Background
Preoperative N staging is essential for the best treatment planning in patients with gastric carcinoma. The aim of this study was to evaluate the accuracy of preoperative N staging using contrast-enhanced multi-detector row computed tomography (CE-MDCT) in patients with resectable cT2-4 gastric carcinoma.
Methods
A total of 218 patients who underwent a gastrectomy with D2 lymphadenectomy for previously untreated cT2-4 primary gastric carcinoma were studied. Preoperative N staging was performed according to the 7th (UICC) TNM Staging System using pre-specified criteria on a 64-channel CE-MDCT and was compared with postoperative pathologic N staging.
Results
In all 218 patients, a distal or total gastrectomy was performed.
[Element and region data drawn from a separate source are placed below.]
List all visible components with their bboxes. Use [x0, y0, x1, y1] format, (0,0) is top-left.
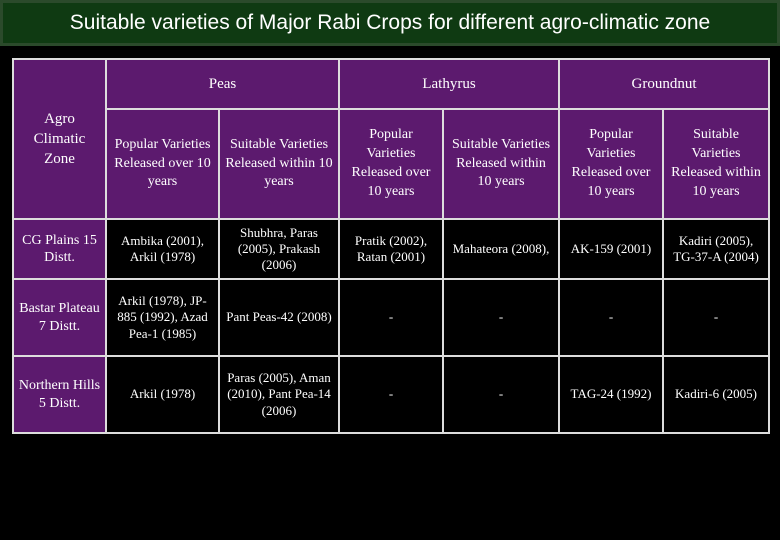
- table-row: Northern Hills 5 Distt. Arkil (1978) Paras…: [12, 355, 771, 434]
- varieties-table: Agro Climatic Zone Peas Lathyrus Groundnut P…: [12, 58, 771, 434]
- title-bar: Suitable varieties of Major Rabi Crops f…: [0, 0, 780, 46]
- table-body: Agro Climatic Zone Peas Lathyrus Groundnut P…: [12, 58, 771, 434]
- variety-cell: Pant Peas-42 (2008): [218, 278, 340, 357]
- crop-header: Peas: [105, 58, 340, 110]
- variety-cell: -: [338, 278, 444, 357]
- sub-header: Suitable Varieties Released within 10 ye…: [218, 108, 340, 220]
- crop-header: Groundnut: [558, 58, 771, 110]
- sub-header: Popular Varieties Released over 10 years: [105, 108, 220, 220]
- table-row: Popular Varieties Released over 10 years…: [13, 108, 771, 220]
- variety-cell: Kadiri (2005), TG-37-A (2004): [662, 218, 771, 280]
- variety-cell: TAG-24 (1992): [558, 355, 665, 434]
- zone-cell: CG Plains 15 Distt.: [12, 218, 107, 280]
- zone-header: Agro Climatic Zone: [12, 58, 107, 220]
- zone-cell: Northern Hills 5 Distt.: [12, 355, 107, 434]
- table-row: Bastar Plateau 7 Distt. Arkil (1978), JP-…: [12, 278, 771, 357]
- sub-header: Popular Varieties Released over 10 years: [338, 108, 444, 220]
- variety-cell: -: [558, 278, 665, 357]
- sub-header: Suitable Varieties Released within 10 ye…: [441, 108, 561, 220]
- variety-cell: Paras (2005), Aman (2010), Pant Pea-14 (…: [218, 355, 340, 434]
- zone-cell: Bastar Plateau 7 Distt.: [12, 278, 107, 357]
- variety-cell: Arkil (1978), JP-885 (1992), Azad Pea-1 …: [105, 278, 220, 357]
- variety-cell: -: [441, 278, 561, 357]
- table-row: Agro Climatic Zone Peas Lathyrus Groundnut: [12, 58, 771, 220]
- variety-cell: -: [441, 355, 561, 434]
- variety-cell: -: [662, 278, 771, 357]
- variety-cell: AK-159 (2001): [558, 218, 665, 280]
- sub-header: Popular Varieties Released over 10 years: [558, 108, 665, 220]
- variety-cell: Ambika (2001), Arkil (1978): [105, 218, 220, 280]
- variety-cell: Shubhra, Paras (2005), Prakash (2006): [218, 218, 340, 280]
- sub-header: Suitable Varieties Released within 10 ye…: [662, 108, 771, 220]
- crop-header: Lathyrus: [337, 58, 561, 110]
- variety-cell: Pratik (2002), Ratan (2001): [338, 218, 444, 280]
- variety-cell: Arkil (1978): [105, 355, 220, 434]
- variety-cell: -: [338, 355, 444, 434]
- variety-cell: Mahateora (2008),: [441, 218, 561, 280]
- variety-cell: Kadiri-6 (2005): [662, 355, 771, 434]
- table-row: CG Plains 15 Distt. Ambika (2001), Arkil …: [12, 218, 771, 280]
The overall accuracy of the preoperative N staging was 46.3 % (101/218), with the proportion of over- and under-staging being 26.6 % (58/218) and 27.1 % (59/218), respectively. The sensitivity, specificity, and accuracy for lymph node metastasis (≥pN1) were 79.1 % (106/134), 50.0 % (42/84), and 67.9 % (148/218), respectively. The sensitivity, specificity, and accuracy for multiple lymph node metastases (≥pN2) were 80.2 % (73/91), 68.5 % (87/127), and 73.4 % (160/218), respectively. Multivariate analyses showed that macroscopic type 2 and ≥6 cm-sized tumors were associated with preoperative over-N staging, while macroscopic type 1/3 tumors were associated with under-N staging.
Conclusion
Preoperative N staging with pinpoint accuracy is difficult. However, CE-MDCT offers a reasonably high sensitivity and specificity for ≥pN2 and may be useful for selecting candidates for neoadjuvant therapies. The macroscopic type and size of the primary tumor may affect the accuracy of preoperative N staging.